Nous proposons maintenant d’illustrer l’implication des étudiants de master FLE dans ce chantier collaboratif. Pour ce faire, nous allons rendre compte d’une étude qualitative en cours, initiée au sein d’une UPE2A d’un lycée de Besançon et dédiée aux rapports entre littératies scolaires et pratiques numériques. La finalité de cette recherche est d’analyser la place des outils de traitement de la langue — dont les nouvelles générations de traducteurs automatiques — dans les apprentissages de l’écrit en FLS/FLSco et de valoriser éventuellement de « nouveaux gestes face à l’écrit » (Penloup, 2012). Apparues au tournant des années 2000, les applications de traduction-transcription-oralisation sont actuellement devenues de véritables suites technologiques utiles à la médiation linguistique à l’intérieur des classes de langues et, plus généralement, à l’entour des apprentissages langagiers. Si, dans le champ francophone, les études récentes dédiées aux médiations langagières outillées portent principalement sur l’enseignement des langues vivantes — en particulier de l’anglais (Bourdais et Guichon, 2020 ; Bourdais, 2021), des recherches intéressant la didactique du FLS/FLE (Bozhinova, 2021 ; Bozhinova, Narcy-Combes et Mabrour, 2020 ; Barysevich et Costaris, 2021 ; Beacco, 2023) ou la scolarisation des élèves allophones en UPE2A/classe ordinaire (Langanné et Rigolot, 2021) démontrent l’intérêt des acteurs de la formation et de la recherche en didactiques du français. Bien que relevant de contextualisations diverses, ces usages relativement méconnus nous semblent témoigner, côté élèves-apprenants, d’une « intégration approfondie » (Guichon, 2012) des outils numériques en classe et, côté enseignants, de l’émergence d’une compétence techno-pédagogique spécialisée en matière de guidage et de conception transversale des tâches.

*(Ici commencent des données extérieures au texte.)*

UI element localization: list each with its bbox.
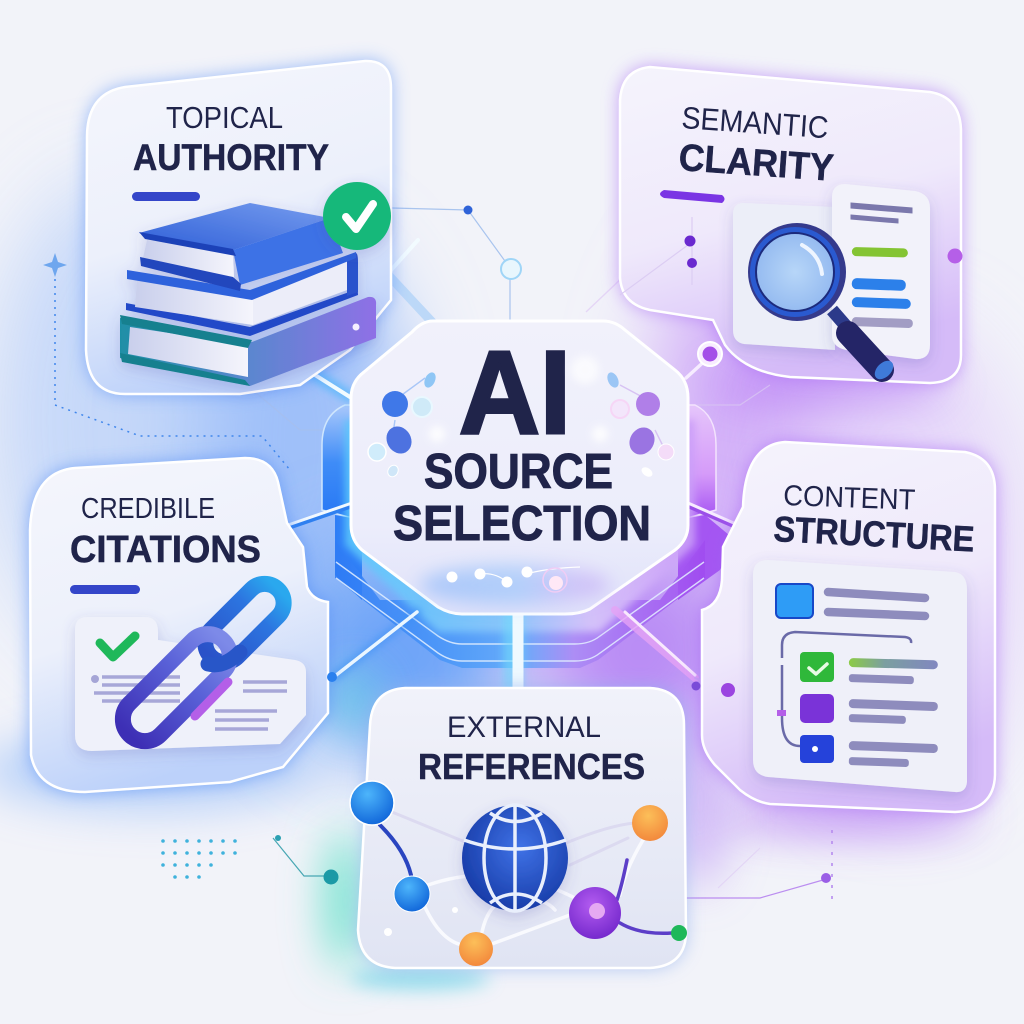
node: purple connector <box>698 342 722 366</box>
panel: credible citations <box>30 458 337 792</box>
panel body <box>358 688 686 968</box>
dots bottom <box>446 566 580 592</box>
subheading: CITATIONS <box>70 529 261 571</box>
inner card <box>753 560 967 792</box>
icon: check badge <box>323 182 391 250</box>
dot grid <box>161 839 237 879</box>
icon: magnifier <box>748 223 897 383</box>
panel: content structure <box>692 442 995 812</box>
document back <box>733 203 835 350</box>
panel: external references <box>350 688 687 968</box>
connector dot <box>692 682 735 697</box>
item: purple square <box>777 694 938 724</box>
icon: chain link <box>114 576 292 750</box>
title: AI: AI <box>459 327 571 459</box>
document card <box>75 617 306 751</box>
panel: semantic clarity <box>620 67 962 383</box>
title: selection: SELECTION <box>393 497 651 551</box>
center hub lower layers <box>322 405 735 668</box>
heading: TOPICAL <box>166 100 283 135</box>
accent bar <box>70 585 140 594</box>
subheading: CLARITY <box>677 137 835 190</box>
heading: EXTERNAL <box>447 711 601 744</box>
molecule right <box>571 356 674 479</box>
subheading: STRUCTURE <box>773 508 975 560</box>
connector dot <box>948 248 962 264</box>
subheading: AUTHORITY <box>133 137 329 178</box>
molecule left <box>368 371 445 479</box>
accent bar <box>132 192 200 201</box>
heading: SEMANTIC <box>681 100 830 145</box>
panel: topical authority <box>86 61 391 394</box>
item: green check <box>800 652 938 684</box>
document front <box>832 184 930 359</box>
hub base layers <box>335 540 705 668</box>
panel body <box>620 67 961 383</box>
connector glows <box>288 240 736 692</box>
connector dot <box>327 672 337 682</box>
center hub <box>351 321 688 614</box>
bottom glow <box>420 565 610 605</box>
panel body <box>30 458 328 792</box>
item: blue square <box>776 584 925 618</box>
title: source: SOURCE <box>424 445 613 499</box>
heading: CREDIBILE <box>81 493 215 525</box>
icon: globe <box>462 805 568 911</box>
item: blue dot square <box>800 735 938 767</box>
subheading: REFERENCES <box>418 746 645 787</box>
panel body <box>86 61 391 394</box>
accent bar <box>660 190 724 203</box>
icon: book stack <box>120 203 376 386</box>
dots and line <box>620 217 697 295</box>
tree bracket <box>782 632 911 746</box>
heading: CONTENT <box>783 480 916 517</box>
nodes <box>350 781 687 966</box>
decorative network lines <box>43 206 832 900</box>
panel body <box>702 442 995 812</box>
network lines <box>380 812 672 945</box>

Dans le cadre de son stage d’études de master 2, une étudiante s’est vu confier des activités de production écrite qu’elle a pu transformer en temps d’expérimentation et d’observation. Partant du constat que le recours aux traducteurs automatiques au sein de séquences de production écrite relève aujourd’hui d’un étayage numérique devenu relativement courant en contexte de FLS, l’étudiante a proposé à un panel de six élèves allophones des activités de lecture-écriture associées à divers types de textes (descriptifs, narratifs, argumentatifs). Les parcours rédactionnels bi-plurilingues des élèves ont été restitués sous la forme de montages complexes de captures d’écran renvoyant à des utilisations autonomes et différenciées du traducteur automatique.

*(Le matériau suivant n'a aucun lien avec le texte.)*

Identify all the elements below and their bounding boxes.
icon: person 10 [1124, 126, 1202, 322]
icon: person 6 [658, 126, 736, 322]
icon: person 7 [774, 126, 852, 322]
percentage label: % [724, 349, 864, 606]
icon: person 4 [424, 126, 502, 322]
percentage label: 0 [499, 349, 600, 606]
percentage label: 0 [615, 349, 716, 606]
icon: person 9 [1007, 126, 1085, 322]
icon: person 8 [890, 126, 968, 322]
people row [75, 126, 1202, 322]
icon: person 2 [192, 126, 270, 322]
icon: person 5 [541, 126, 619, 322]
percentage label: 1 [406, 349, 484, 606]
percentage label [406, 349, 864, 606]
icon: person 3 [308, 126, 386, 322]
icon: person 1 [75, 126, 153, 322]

Une première analyse de ce corpus multimodal (Rahabi, 2023) a permis de repérer une fréquence élevée ainsi qu’une diversité d’opérations langagières réalisées avec les traducteurs par ce public de scripteurs allophones évalués à un niveau B1 à l’écrit. Caractérisées par des allers‑retours entre L1 et L2, ces pratiques de médiation linguistique-numérique semblent s’inscrire dans un véritable continuum de besoins langagiers. Dans cette perspective, la fonctionnalité « traduire » ne renverrait pas au seul geste d’accès au sens d’un mot ou d’un énoncé, mais à une pluralité de stratégies langagières. Concrètement, les élèves ont recours à des traducteurs tout au long du processus rédactionnel pour multiplier les démarches de compréhension et de ré‑énonciation :

  • comprendre la consigne d’une activité ou explorer la ressource langagière initiale (document déclencheur) ;

  • élaborer le plan de leur production écrite et, plus largement, intensifier les phases de brouillon ;

  • comprendre le sens d’un mot inconnu en L2 ;

  • apporter un mot ou une expression disponible en L1 mais pas en L2 ;

  • produire un énoncé ou un paragraphe en L2 à partir d’un brouillon en L1 ;

  • vérifier un énoncé ou un paragraphe produit en L2 à l’aide d’une (re)traduction en L1 ;

  • procéder à des vérifications d’ordre orthographique ou grammatical ; etc.

Conduite de manière collective, la seconde phase de constitution de corpus et d’analyse visera, à partir de 2024, à approfondir le rôle joué par de tels outils de médiation linguistique dans le développement, sinon la sollicitation du répertoire stratégique langagier des élèves allophones. En effet, les usages numériques sont ici à repérer à toutes les étapes du processus rédactionnel, c’est-à-dire qu’ils intéressent les différentes « stratégies de production » associées à la rédaction en L2 (par exemple, planification, exécution, évaluation, remédiation — pour reprendre la catégorisation du CECRL, 2001, p. 53). Autrement dit, les médiations langagières permises par le traducteur automatique sont majoritairement déclenchées par la recherche de gains stratégiques en matière de production écrite et de projection sur le cadre évaluatif. Une mise en correspondance des opérations langagières réalisées et des besoins stratégiques est en cours pour vérifier cet aspect.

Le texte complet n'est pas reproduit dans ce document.